The nurse is preparing discharge teaching instructions for a client post right radical mastectomy with reconstruction. What instruction should the nurse include? 1. Squeeze tennis ball with right hand every 2-4 hours while awake. 2. No blood pressure readings in right arm for one year. 3. Wear gloves when gardening. 4. Wear your watch on the left wrist. 5. Brush your hair with your left hand until pain free.

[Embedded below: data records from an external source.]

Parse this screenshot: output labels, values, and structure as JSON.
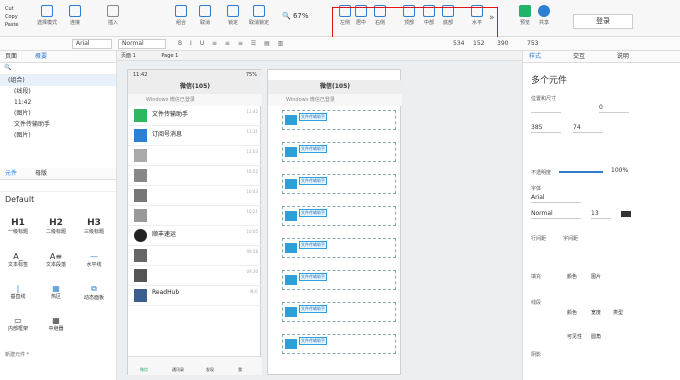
{
  "toolbar": {
    "clipboard": [
      "Cut",
      "Copy",
      "Paste"
    ],
    "left_buttons": [
      "选择模式",
      "连接",
      "插入"
    ],
    "mid_buttons": [
      "组合",
      "取消",
      "锁定",
      "取消锁定"
    ],
    "zoom": "67%",
    "align_buttons": [
      "左侧",
      "居中",
      "右侧",
      "顶部",
      "中部",
      "底部",
      "水平"
    ],
    "preview": "预览",
    "share": "共享",
    "login": "登录"
  },
  "format": {
    "font": "Arial",
    "style": "Normal",
    "x": "534",
    "y": "152",
    "w": "390",
    "h": "753"
  },
  "left_panel": {
    "tabs": [
      "页面",
      "概要"
    ],
    "tree": [
      "(组合)",
      "(线段)",
      "11:42",
      "(图片)",
      "文件传输助手",
      "(图片)"
    ],
    "lib_tabs": [
      "元件",
      "母版"
    ],
    "library": "Default",
    "widgets": [
      "一级标题",
      "二级标题",
      "三级标题",
      "文本标签",
      "文本段落",
      "水平线",
      "垂直线",
      "热区",
      "动态面板",
      "内部框架",
      "中继器"
    ],
    "widget_glyphs": [
      "H1",
      "H2",
      "H3",
      "A_",
      "A≡",
      "—",
      "|",
      "▦",
      "⧉",
      "▭",
      "▦"
    ],
    "footer": "新建元件 *"
  },
  "canvas": {
    "tabs": [
      "页面 1",
      "Page 1"
    ],
    "wechat_title": "微信(105)",
    "search_hint": "Windows 微信已登录",
    "chats": [
      {
        "name": "文件传输助手",
        "msg": "",
        "time": "11:42"
      },
      {
        "name": "订阅号消息",
        "msg": "",
        "time": "11:31"
      },
      {
        "name": "",
        "msg": "",
        "time": "11:03"
      },
      {
        "name": "",
        "msg": "",
        "time": "10:52"
      },
      {
        "name": "",
        "msg": "",
        "time": "10:43"
      },
      {
        "name": "",
        "msg": "",
        "time": "10:21"
      },
      {
        "name": "顺丰速运",
        "msg": "",
        "time": "10:05"
      },
      {
        "name": "",
        "msg": "",
        "time": "09:58"
      },
      {
        "name": "",
        "msg": "",
        "time": "09:30"
      },
      {
        "name": "ReadHub",
        "msg": "",
        "time": "昨天"
      }
    ],
    "bottom_nav": [
      "微信",
      "通讯录",
      "发现",
      "我"
    ],
    "status_left": "11:42",
    "status_right": "75%",
    "card_label": "文件传输助手",
    "right_phone_title": "微信(105)",
    "right_search": "Windows 微信已登录"
  },
  "right_panel": {
    "tabs": [
      "样式",
      "交互",
      "说明"
    ],
    "title": "多个元件",
    "size_label": "位置和尺寸",
    "x": "0",
    "w": "385",
    "h": "74",
    "opacity_label": "不透明度",
    "opacity": "100%",
    "font_label": "字体",
    "font": "Arial",
    "style": "Normal",
    "size": "13",
    "line_spacing": "行间距",
    "char_spacing": "字间距",
    "fill_label": "填充",
    "line_label": "线段",
    "shadow_label": "阴影",
    "fill_opts": [
      "颜色",
      "图片"
    ],
    "line_opts": [
      "颜色",
      "宽度",
      "类型"
    ],
    "corner_opts": [
      "可见性",
      "圆角"
    ]
  }
}
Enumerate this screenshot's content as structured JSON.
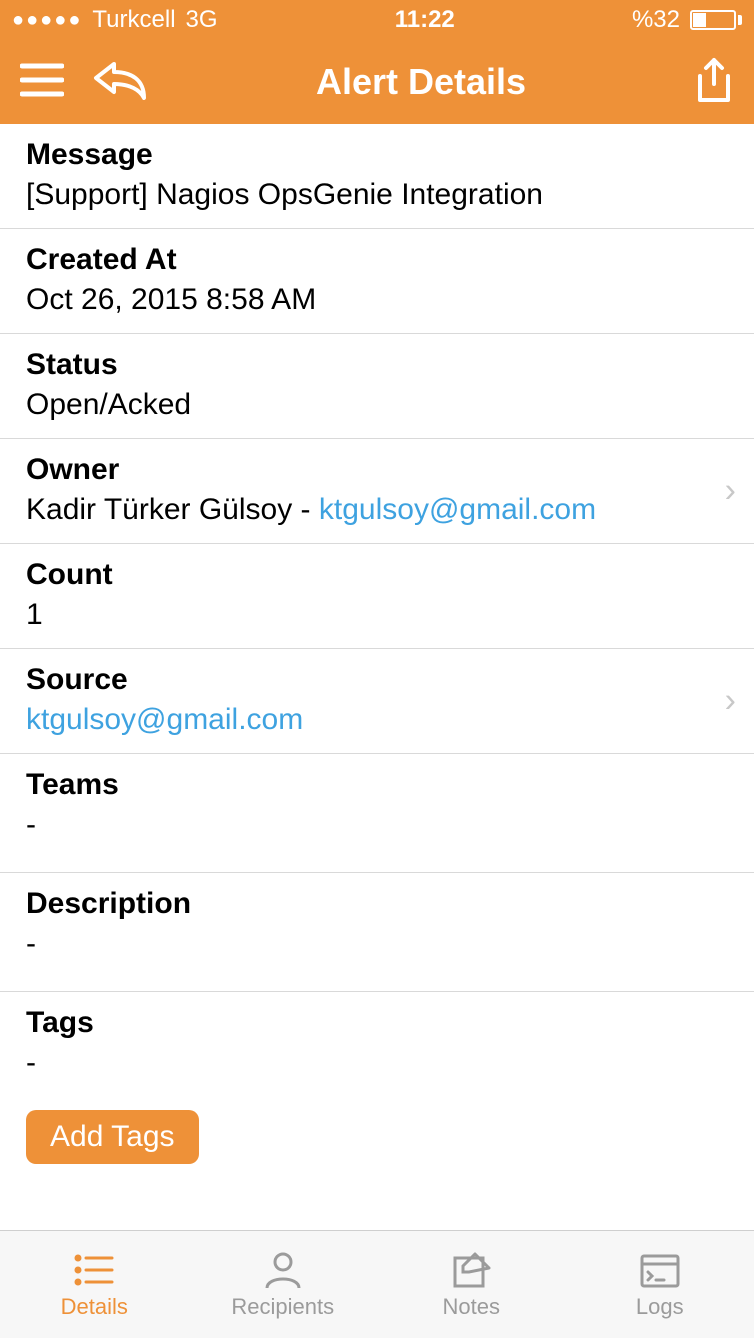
{
  "colors": {
    "accent": "#ee9138",
    "link": "#3ea2e0"
  },
  "status_bar": {
    "carrier": "Turkcell",
    "network": "3G",
    "time": "11:22",
    "battery_text": "%32"
  },
  "nav": {
    "title": "Alert Details"
  },
  "rows": {
    "message": {
      "label": "Message",
      "value": "[Support] Nagios OpsGenie Integration"
    },
    "created_at": {
      "label": "Created At",
      "value": "Oct 26, 2015 8:58 AM"
    },
    "status": {
      "label": "Status",
      "value": "Open/Acked"
    },
    "owner": {
      "label": "Owner",
      "name": "Kadir Türker Gülsoy",
      "separator": " - ",
      "email": "ktgulsoy@gmail.com"
    },
    "count": {
      "label": "Count",
      "value": "1"
    },
    "source": {
      "label": "Source",
      "value": "ktgulsoy@gmail.com"
    },
    "teams": {
      "label": "Teams",
      "value": "-"
    },
    "description": {
      "label": "Description",
      "value": "-"
    },
    "tags": {
      "label": "Tags",
      "value": "-"
    }
  },
  "buttons": {
    "add_tags": "Add Tags"
  },
  "tabs": {
    "details": "Details",
    "recipients": "Recipients",
    "notes": "Notes",
    "logs": "Logs"
  }
}
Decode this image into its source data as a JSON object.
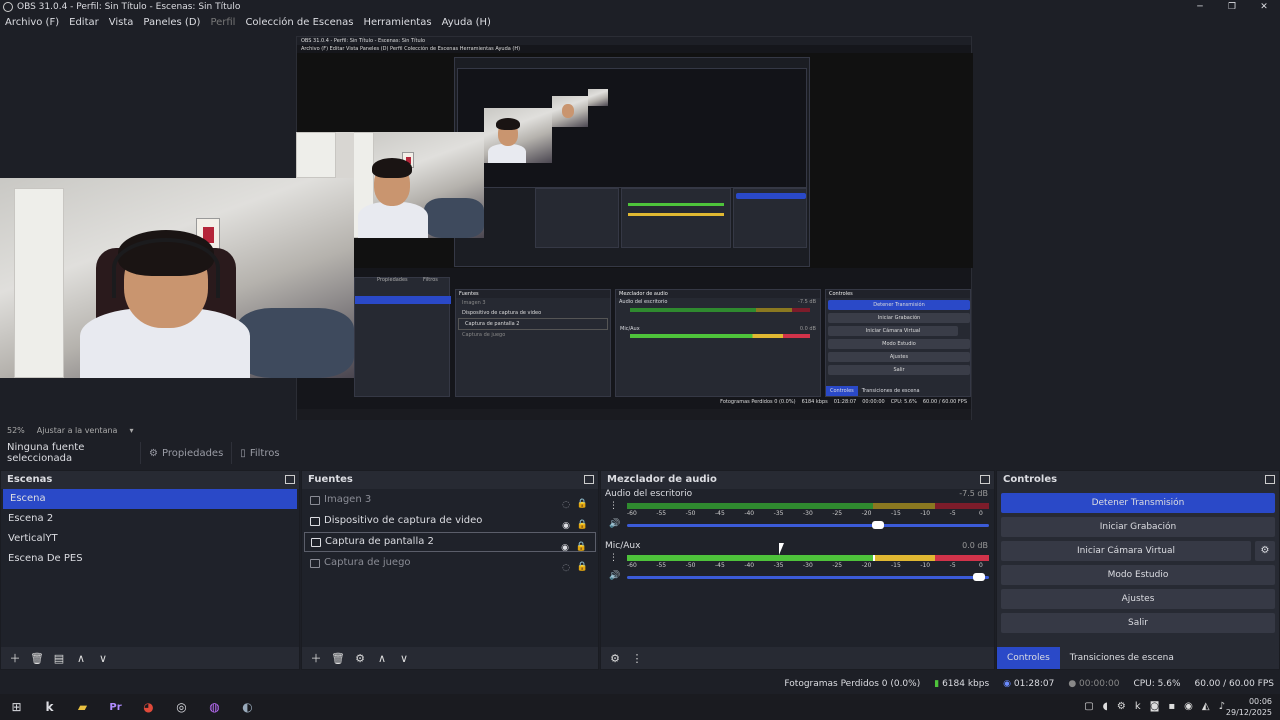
{
  "window": {
    "title": "OBS 31.0.4 - Perfil: Sin Título - Escenas: Sin Título"
  },
  "menu": [
    "Archivo (F)",
    "Editar",
    "Vista",
    "Paneles (D)",
    "Perfil",
    "Colección de Escenas",
    "Herramientas",
    "Ayuda (H)"
  ],
  "zoom": {
    "percent": "52%",
    "mode": "Ajustar a la ventana"
  },
  "props_bar": {
    "none_selected": "Ninguna fuente seleccionada",
    "properties": "Propiedades",
    "filters": "Filtros"
  },
  "scenes": {
    "title": "Escenas",
    "items": [
      "Escena",
      "Escena 2",
      "VerticalYT",
      "Escena De PES"
    ],
    "selected": 0
  },
  "sources": {
    "title": "Fuentes",
    "items": [
      {
        "label": "Imagen 3",
        "visible": false
      },
      {
        "label": "Dispositivo de captura de video",
        "visible": true
      },
      {
        "label": "Captura de pantalla 2",
        "visible": true,
        "selected": true
      },
      {
        "label": "Captura de juego",
        "visible": false
      }
    ]
  },
  "mixer": {
    "title": "Mezclador de audio",
    "channels": [
      {
        "name": "Audio del escritorio",
        "db": "-7.5 dB",
        "volume": 0.71,
        "level": 0
      },
      {
        "name": "Mic/Aux",
        "db": "0.0 dB",
        "volume": 0.99,
        "level": 0.68
      }
    ],
    "ticks": [
      "-60",
      "-55",
      "-50",
      "-45",
      "-40",
      "-35",
      "-30",
      "-25",
      "-20",
      "-15",
      "-10",
      "-5",
      "0"
    ]
  },
  "controls": {
    "title": "Controles",
    "buttons": [
      "Detener Transmisión",
      "Iniciar Grabación",
      "Iniciar Cámara Virtual",
      "Modo Estudio",
      "Ajustes",
      "Salir"
    ],
    "tabs": [
      "Controles",
      "Transiciones de escena"
    ]
  },
  "status": {
    "dropped": "Fotogramas Perdidos 0 (0.0%)",
    "bitrate": "6184 kbps",
    "stream_time": "01:28:07",
    "rec_time": "00:00:00",
    "cpu": "CPU: 5.6%",
    "fps": "60.00 / 60.00 FPS"
  },
  "taskbar": {
    "time": "00:06",
    "date": "29/12/2025"
  },
  "nested": {
    "title": "OBS 31.0.4 - Perfil: Sin Título - Escenas: Sin Título",
    "menu": "Archivo (F)  Editar  Vista  Paneles (D)  Perfil  Colección de Escenas  Herramientas  Ayuda (H)",
    "prop_tab": "Propiedades",
    "filter_tab": "Filtros",
    "sources_title": "Fuentes",
    "sources": [
      "Imagen 3",
      "Dispositivo de captura de video",
      "Captura de pantalla 2",
      "Captura de juego"
    ],
    "mixer_title": "Mezclador de audio",
    "ch1": "Audio del escritorio",
    "ch1_db": "-7.5 dB",
    "ch2": "Mic/Aux",
    "ch2_db": "0.0 dB",
    "controls_title": "Controles",
    "buttons": [
      "Detener Transmisión",
      "Iniciar Grabación",
      "Iniciar Cámara Virtual",
      "Modo Estudio",
      "Ajustes",
      "Salir"
    ],
    "tabs": [
      "Controles",
      "Transiciones de escena"
    ],
    "status": "Fotogramas Perdidos 0 (0.0%)",
    "kbps": "6184 kbps",
    "time": "01:28:07",
    "rec": "00:00:00",
    "cpu": "CPU: 5.6%",
    "fps": "60.00 / 60.00 FPS"
  },
  "colors": {
    "accent": "#2a49c8",
    "panel": "#272a33",
    "bg": "#1d1f26"
  }
}
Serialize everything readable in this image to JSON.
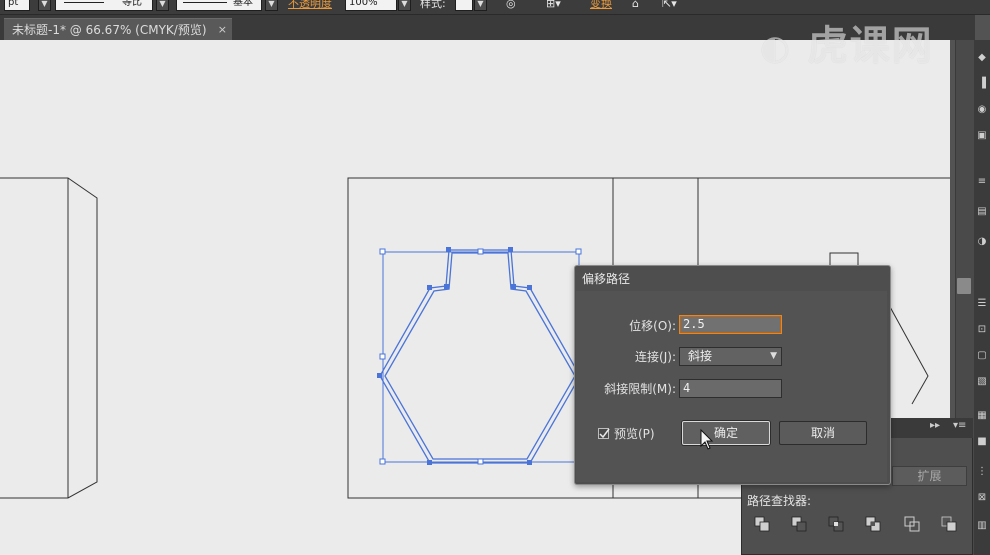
{
  "control_bar": {
    "unit_value": "pt",
    "stroke_profile_label": "等比",
    "brush_label": "基本",
    "opacity_link": "不透明度",
    "opacity_value": "100%",
    "style_label": "样式:",
    "transform_link": "变换"
  },
  "document_tab": {
    "title": "未标题-1* @ 66.67% (CMYK/预览)",
    "close_glyph": "×"
  },
  "watermark": {
    "text": "虎课网"
  },
  "offset_path_dialog": {
    "title": "偏移路径",
    "offset_label": "位移(O):",
    "offset_value": "2.5",
    "join_label": "连接(J):",
    "join_value": "斜接",
    "miter_label": "斜接限制(M):",
    "miter_value": "4",
    "preview_label": "预览(P)",
    "preview_checked": true,
    "ok_label": "确定",
    "cancel_label": "取消"
  },
  "pathfinder_panel": {
    "title": "路径查找器:",
    "expand_label": "扩展",
    "menu_glyph": "▸▸",
    "icons": [
      "unite-icon",
      "minus-front-icon",
      "intersect-icon",
      "exclude-icon",
      "divide-icon",
      "trim-icon"
    ]
  },
  "colors": {
    "accent": "#e0892a",
    "selection": "#4a74d8",
    "canvas": "#ebebeb",
    "ui_dark": "#3c3c3c"
  }
}
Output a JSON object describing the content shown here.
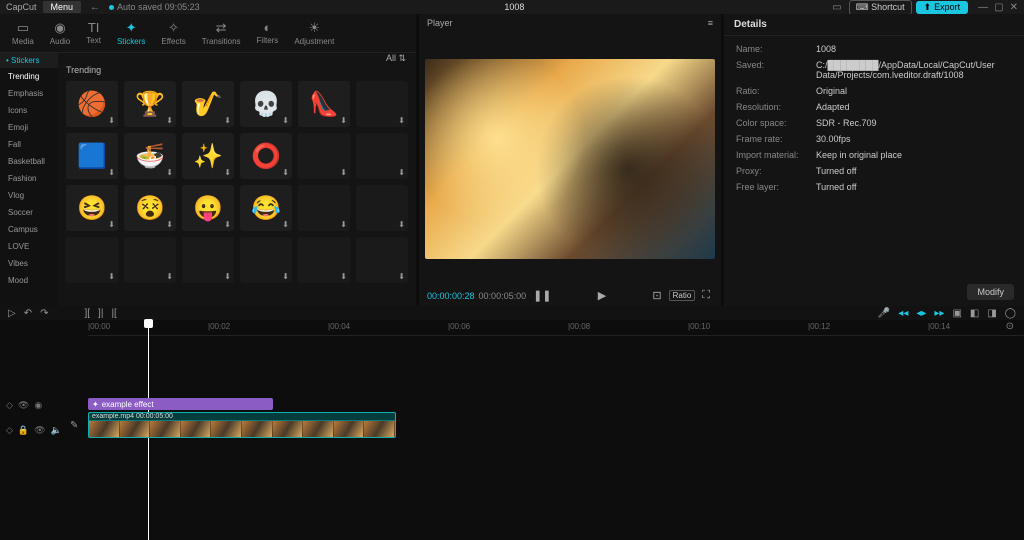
{
  "app_name": "CapCut",
  "menu_label": "Menu",
  "auto_saved": "Auto saved  09:05:23",
  "project_title": "1008",
  "shortcut_label": "Shortcut",
  "export_label": "Export",
  "tool_tabs": [
    {
      "label": "Media",
      "icon": "▭"
    },
    {
      "label": "Audio",
      "icon": "◉"
    },
    {
      "label": "Text",
      "icon": "TI"
    },
    {
      "label": "Stickers",
      "icon": "✦"
    },
    {
      "label": "Effects",
      "icon": "✧"
    },
    {
      "label": "Transitions",
      "icon": "⇄"
    },
    {
      "label": "Filters",
      "icon": "◐"
    },
    {
      "label": "Adjustment",
      "icon": "☀"
    }
  ],
  "active_tool": "Stickers",
  "sidebar": {
    "header": "• Stickers",
    "items": [
      "Trending",
      "Emphasis",
      "Icons",
      "Emoji",
      "Fall",
      "Basketball",
      "Fashion",
      "Vlog",
      "Soccer",
      "Campus",
      "LOVE",
      "Vibes",
      "Mood"
    ]
  },
  "all_label": "All  ⇅",
  "section_heading": "Trending",
  "sticker_icons": [
    "🏀",
    "🏆",
    "🎷",
    "💀",
    "👠",
    "",
    "🟦",
    "🍜",
    "✨",
    "⭕",
    "",
    "",
    "😆",
    "😵",
    "😛",
    "😂",
    "",
    "",
    "",
    "",
    "",
    "",
    "",
    ""
  ],
  "sticker_labels": [
    "basketball",
    "winner-trophy",
    "saxophone",
    "skull",
    "pink-heels",
    "",
    "labour-day",
    "bowl",
    "arrows",
    "red-circle",
    "",
    "",
    "emoji-laugh",
    "emoji-dizzy",
    "emoji-tongue",
    "emoji-haha",
    "",
    "",
    "",
    "",
    "",
    "",
    "",
    ""
  ],
  "player": {
    "title": "Player",
    "time_current": "00:00:00:28",
    "time_duration": "00:00:05:00",
    "ratio_label": "Ratio"
  },
  "details": {
    "title": "Details",
    "rows": [
      {
        "k": "Name:",
        "v": "1008"
      },
      {
        "k": "Saved:",
        "v": "C:/████████/AppData/Local/CapCut/User Data/Projects/com.lveditor.draft/1008"
      },
      {
        "k": "Ratio:",
        "v": "Original"
      },
      {
        "k": "Resolution:",
        "v": "Adapted"
      },
      {
        "k": "Color space:",
        "v": "SDR - Rec.709"
      },
      {
        "k": "Frame rate:",
        "v": "30.00fps"
      },
      {
        "k": "Import material:",
        "v": "Keep in original place"
      },
      {
        "k": "Proxy:",
        "v": "Turned off"
      },
      {
        "k": "Free layer:",
        "v": "Turned off"
      }
    ],
    "modify": "Modify"
  },
  "ruler_ticks": [
    "|00:00",
    "|00:02",
    "|00:04",
    "|00:06",
    "|00:08",
    "|00:10",
    "|00:12",
    "|00:14"
  ],
  "effect_label": "example effect",
  "video_clip_label": "example.mp4   00:00:05:00"
}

1., 3., & 4. Correct: Squeezing a tennis ball will help promote new circulation. Protect the hand and arm at all times. A tiny cut could turn into a major infection, so wearing gloves while gardening is a good idea. Since the mastectomy was on the right breast, the client can wear a watch on the left wrist. Do not wear anything constricting on the right wrist, or arm. 2. Incorrect: No blood pressure reading in right arm ever. 5. Incorrect: We want the client to use the affected arm when brushing hair. This will help promote new circulation and will help prevent frozen shoulder. So, this client should use the right hand to brush her hair. page 40 in student book

Which observations should the home health nurse discuss with the parents of a two year old regarding potential safety threats in the home? Select all that apply 1. Security gates at the stairs. 2. Cleaning supplies under sink cabinet. 3. No blinds on windows. 4. Use of space heaters. 5. Water heater temperature 140°F (60°C) 6. Use of tablecloths

2,4,5,6

A client is to begin external beam radiation for Ewing's sarcoma. What symptoms would the nurse teach the client to expect during radiation treatments? 1. Nausea and Vomiting 2. Skin shedding 3. Erythema with pain 4. Pancytopenia 5. Exhaustion

2., 3, 4 and 5. CORRECT. External beam radiation uses high energy proton rays to deliver radiation from outside the body. This therapy prevents cell reproduction and destroys cancer cells. Expected side effects can be topical or physiological, depending on the area radiated. Skin radiated by the beam becomes reddened (erythema), dry and peeling. Shedding skin and even blistering may occur because of multiple treatments. As radiation enters tissues, damage affects even healthy tissue like bone marrow. The client may eventually develop pancytopenia: a lack of all blood components, including red cells, white cells and platelets. As the body struggles with cancer and the effects of radiation, the client may experience severe or overwhelming fatigue which needs reported to the primary healthcare provider. 1. INCORRECT. Nausea and vomiting, along with other gastrointestinal symptoms, are usually associated with the use of chemotherapy and not necessarily radiation therapy. page 43 student book

After shift report, which client should the nurse see first? 1. Eight year old that is in skeletal traction. 2. Six year old who is 5 hours postop appendectomy. 3. Unattended two year old admitted for a sleep study. 4. Four year old cerebral palsy child with a tracheostomy admitted for urinary tract infection (UTI).

3

What would be the nurse's priority for a child who has arrived at the emergency department after sustaining a severe burn? 1. Start intravenous fluids. 2. Provide pain relief. 3. Establish airway. 4. Place an indwelling catheter.

3

A nurse walks into the medication area of a long-term care facility and sees a colleague taking a pill from a resident's supply of narcotics. The nurse says, "Please don't say anything. I need my job and I have a migraine." What actions should the nurse take? Select all that apply 1. Reassure the colleague that she won't tell this time. 2. Insist that the colleague get some help. 3. Report what was seen to the supervisor. 4. Send the colleague home. 5. Follow procedure to return medication to the resident's supply.

3,5

The nurse is teaching a group of female clients how to perform a self-breast exam. One client reports no family history of breast cancer and indicates disinterest in learning the technique. What is the most appropriate response by the nurse? 1. "You can ask your healthcare provider to do this with your yearly physical." 2. "If you have no family history of cancer, you won't need to worry about this." 3. "Self-breast exams may detect changes early enough for successful treatment." 4. "You have the right to refuse anything related to health because of client rights."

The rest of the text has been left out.